Dark, Almost Night: BRWC Raindance Review

Dark, Almost Night

Dark, Almost Night: BRWC Raindance Review. By Matt Keay.

Fairytales have been an integral part of our culture for centuries. Applied metaphorically, the model enabled preliterate civilisations to form their own literature, morphing into the cautionary tales we know them as in modern society. The tropes of these tales, (old hag, princess in peril, knight in shining armour), were cemented late in the history of the genre, as the true origins of fairy tales are rooted in cruelty, violence, and mysticism. 

‘Dark, Almost Night’, Borys Lankosz’ third feature, based on Joanna Bator’s novel, is a film which tells its story through the more traditional fairy tale method.

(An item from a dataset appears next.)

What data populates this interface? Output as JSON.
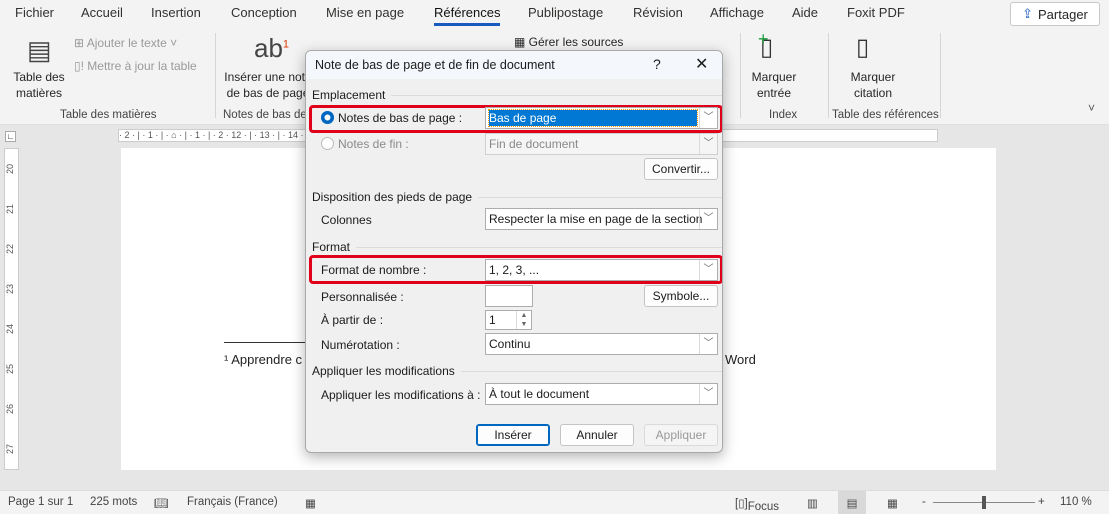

You will find no princesses in the story, no singing snowmen or friendly dwarves.



The film has more in common with the Italian writer Giambattista Basile’s seventeenth century permutations of the stories, where Cinderella snaps her stepmother’s neck with a dressing trunk, and Snow White tortures her evil stepmother to death. For ‘Dark, Almost Night’ is certainly not a fairy tale for children, even though it is more than willing to make them suffer.

The plot, such as it is, concerns Alicja Tabor (Magdalena Cielecka), a journalist reporting on the disappearance of three children, who returns to her home town of Walbrzych, Poland.

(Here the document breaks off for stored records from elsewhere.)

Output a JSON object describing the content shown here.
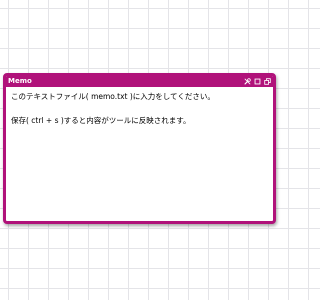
{
  "window": {
    "title": "Memo",
    "accent_color": "#b0127a",
    "icons": [
      "tools-icon",
      "maximize-icon",
      "restore-icon"
    ]
  },
  "memo": {
    "lines": [
      "このテキストファイル( memo.txt )に入力をしてください。",
      "",
      "保存( ctrl + s )すると内容がツールに反映されます。"
    ]
  }
}
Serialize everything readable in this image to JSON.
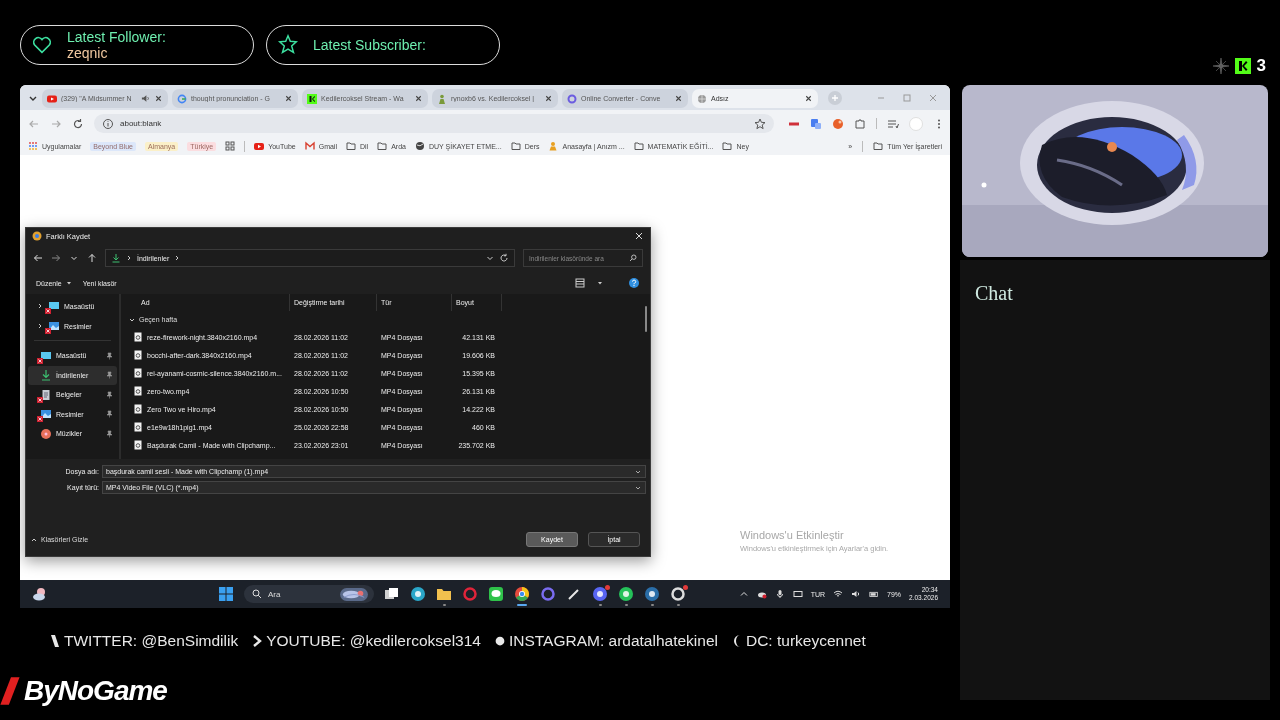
{
  "alerts": [
    {
      "kind": "follower",
      "label": "Latest Follower:",
      "value": "zeqnic"
    },
    {
      "kind": "subscriber",
      "label": "Latest Subscriber:"
    }
  ],
  "kick": {
    "viewers": "3"
  },
  "browser": {
    "tabs": [
      {
        "title": "(329) \"A Midsummer N",
        "kind": "youtube",
        "audio": true,
        "selected": false
      },
      {
        "title": "thought pronunciation - G",
        "kind": "google",
        "audio": false,
        "selected": false
      },
      {
        "title": "Kedilercoksel Stream - Wa",
        "kind": "kick",
        "audio": false,
        "selected": false
      },
      {
        "title": "rynoxb6 vs. Kedilercoksel |",
        "kind": "figure",
        "audio": false,
        "selected": false
      },
      {
        "title": "Online Converter - Conve",
        "kind": "converter",
        "audio": false,
        "selected": false
      },
      {
        "title": "Adsız",
        "kind": "globe",
        "audio": false,
        "selected": true
      }
    ],
    "address": "about:blank",
    "bookmarks": [
      {
        "label": "Uygulamalar",
        "kind": "apps"
      },
      {
        "label": "Beyond Blue",
        "kind": "chip",
        "color": "#dce7fa"
      },
      {
        "label": "Almanya",
        "kind": "chip",
        "color": "#fbf0c8"
      },
      {
        "label": "Türkiye",
        "kind": "chip",
        "color": "#fbdde0"
      },
      {
        "kind": "grid"
      },
      {
        "label": "YouTube",
        "kind": "youtube"
      },
      {
        "label": "Gmail",
        "kind": "mail"
      },
      {
        "label": "Dil",
        "kind": "folder"
      },
      {
        "label": "Arda",
        "kind": "folder"
      },
      {
        "label": "DUY ŞİKAYET ETME...",
        "kind": "globe"
      },
      {
        "label": "Ders",
        "kind": "folder"
      },
      {
        "label": "Anasayfa | Anızm ...",
        "kind": "figure"
      },
      {
        "label": "MATEMATİK EĞİTİ...",
        "kind": "folder"
      },
      {
        "label": "Ney",
        "kind": "folder"
      }
    ],
    "overflow": "»",
    "all_bookmarks": "Tüm Yer İşaretleri"
  },
  "dialog": {
    "title": "Farklı Kaydet",
    "path": "İndirilenler",
    "search": {
      "placeholder": "İndirilenler klasöründe ara"
    },
    "toolbar": [
      {
        "label": "Düzenle",
        "dropdown": true
      },
      {
        "label": "Yeni klasör",
        "dropdown": false
      }
    ],
    "tree": [
      {
        "label": "Masaüstü",
        "kind": "desktop",
        "error": true,
        "expanded": false
      },
      {
        "label": "Resimler",
        "kind": "pictures",
        "error": true,
        "expanded": false
      }
    ],
    "quick_access": [
      {
        "label": "Masaüstü",
        "kind": "desktop",
        "error": true,
        "pinned": true,
        "selected": false
      },
      {
        "label": "İndirilenler",
        "kind": "downloads",
        "error": false,
        "pinned": true,
        "selected": true
      },
      {
        "label": "Belgeler",
        "kind": "documents",
        "error": true,
        "pinned": true,
        "selected": false
      },
      {
        "label": "Resimler",
        "kind": "pictures",
        "error": true,
        "pinned": true,
        "selected": false
      },
      {
        "label": "Müzikler",
        "kind": "music",
        "error": false,
        "pinned": true,
        "selected": false
      }
    ],
    "columns": [
      "Ad",
      "Değiştirme tarihi",
      "Tür",
      "Boyut"
    ],
    "group": {
      "label": "Geçen hafta",
      "expanded": true
    },
    "files": [
      {
        "name": "reze-firework-night.3840x2160.mp4",
        "modified": "28.02.2026 11:02",
        "type": "MP4 Dosyası",
        "size": "42.131 KB"
      },
      {
        "name": "bocchi-after-dark.3840x2160.mp4",
        "modified": "28.02.2026 11:02",
        "type": "MP4 Dosyası",
        "size": "19.606 KB"
      },
      {
        "name": "rei-ayanami-cosmic-silence.3840x2160.m...",
        "modified": "28.02.2026 11:02",
        "type": "MP4 Dosyası",
        "size": "15.395 KB"
      },
      {
        "name": "zero-two.mp4",
        "modified": "28.02.2026 10:50",
        "type": "MP4 Dosyası",
        "size": "26.131 KB"
      },
      {
        "name": "Zero Two ve Hiro.mp4",
        "modified": "28.02.2026 10:50",
        "type": "MP4 Dosyası",
        "size": "14.222 KB"
      },
      {
        "name": "e1e9w18h1pig1.mp4",
        "modified": "25.02.2026 22:58",
        "type": "MP4 Dosyası",
        "size": "460 KB"
      },
      {
        "name": "Başdurak Camii - Made with Clipchamp...",
        "modified": "23.02.2026 23:01",
        "type": "MP4 Dosyası",
        "size": "235.702 KB"
      }
    ],
    "filename": {
      "label": "Dosya adı:",
      "value": "başdurak camii sesli - Made with Clipchamp (1).mp4"
    },
    "filetype": {
      "label": "Kayıt türü:",
      "value": "MP4 Video File (VLC) (*.mp4)"
    },
    "hide_folders": "Klasörleri Gizle",
    "buttons": [
      {
        "label": "Kaydet",
        "kind": "primary"
      },
      {
        "label": "İptal",
        "kind": "secondary"
      }
    ]
  },
  "activation": {
    "title": "Windows'u Etkinleştir",
    "hint": "Windows'u etkinleştirmek için Ayarlar'a gidin."
  },
  "taskbar": {
    "search": {
      "placeholder": "Ara"
    },
    "apps": [
      {
        "kind": "windows",
        "active": false,
        "running": false,
        "badge": false
      },
      {
        "kind": "taskview",
        "active": false,
        "running": false,
        "badge": false
      },
      {
        "kind": "edge",
        "active": false,
        "running": false,
        "badge": false
      },
      {
        "kind": "explorer",
        "active": false,
        "running": true,
        "badge": false
      },
      {
        "kind": "opera",
        "active": false,
        "running": false,
        "badge": false
      },
      {
        "kind": "line",
        "active": false,
        "running": false,
        "badge": false
      },
      {
        "kind": "chrome",
        "active": true,
        "running": true,
        "badge": false
      },
      {
        "kind": "ring",
        "active": false,
        "running": false,
        "badge": false
      },
      {
        "kind": "pen",
        "active": false,
        "running": false,
        "badge": false
      },
      {
        "kind": "discord",
        "active": false,
        "running": true,
        "badge": true
      },
      {
        "kind": "whatsapp",
        "active": false,
        "running": true,
        "badge": false
      },
      {
        "kind": "steam",
        "active": false,
        "running": true,
        "badge": false
      },
      {
        "kind": "obs",
        "active": false,
        "running": true,
        "badge": true
      }
    ],
    "tray": {
      "language": "TUR",
      "battery": "79%",
      "time": "20:34",
      "date": "2.03.2026"
    }
  },
  "chat": {
    "title": "Chat"
  },
  "socials": [
    {
      "kind": "twitter",
      "text": "TWITTER: @BenSimdilik"
    },
    {
      "kind": "youtube",
      "text": "YOUTUBE: @kedilercoksel314"
    },
    {
      "kind": "instagram",
      "text": "INSTAGRAM: ardatalhatekinel"
    },
    {
      "kind": "discord",
      "text": "DC: turkeycennet"
    }
  ],
  "logo": {
    "text": "ByNoGame"
  }
}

There, she meets individuals from her past who aid her (in varying levels of helpfulness) in uncovering the secrets not only of the crimes she is investigating, but those of her family, and her childhood. The film is dark, literally and figuratively, and explores a litany of taboo subjects, paedophilia, incest, rape, murder, sometimes sensitively, other times flippantly, but always appearing to serve the story, as best as could be gleaned.

‘Dark, Almost Night’ is overwrought and half an hour too long. It seems so bogged down in its own mythology that it always leaves the viewer behind a few steps. That said, the cinematography is atmospheric and arresting, (the forest sequences, in particular, are the most effective, bringing the film into the horror genre momentarily), and the central performance from Cielecka is passable.

However, there are many great films constructed within a fairytale framework, but unfortunately this is not one of them.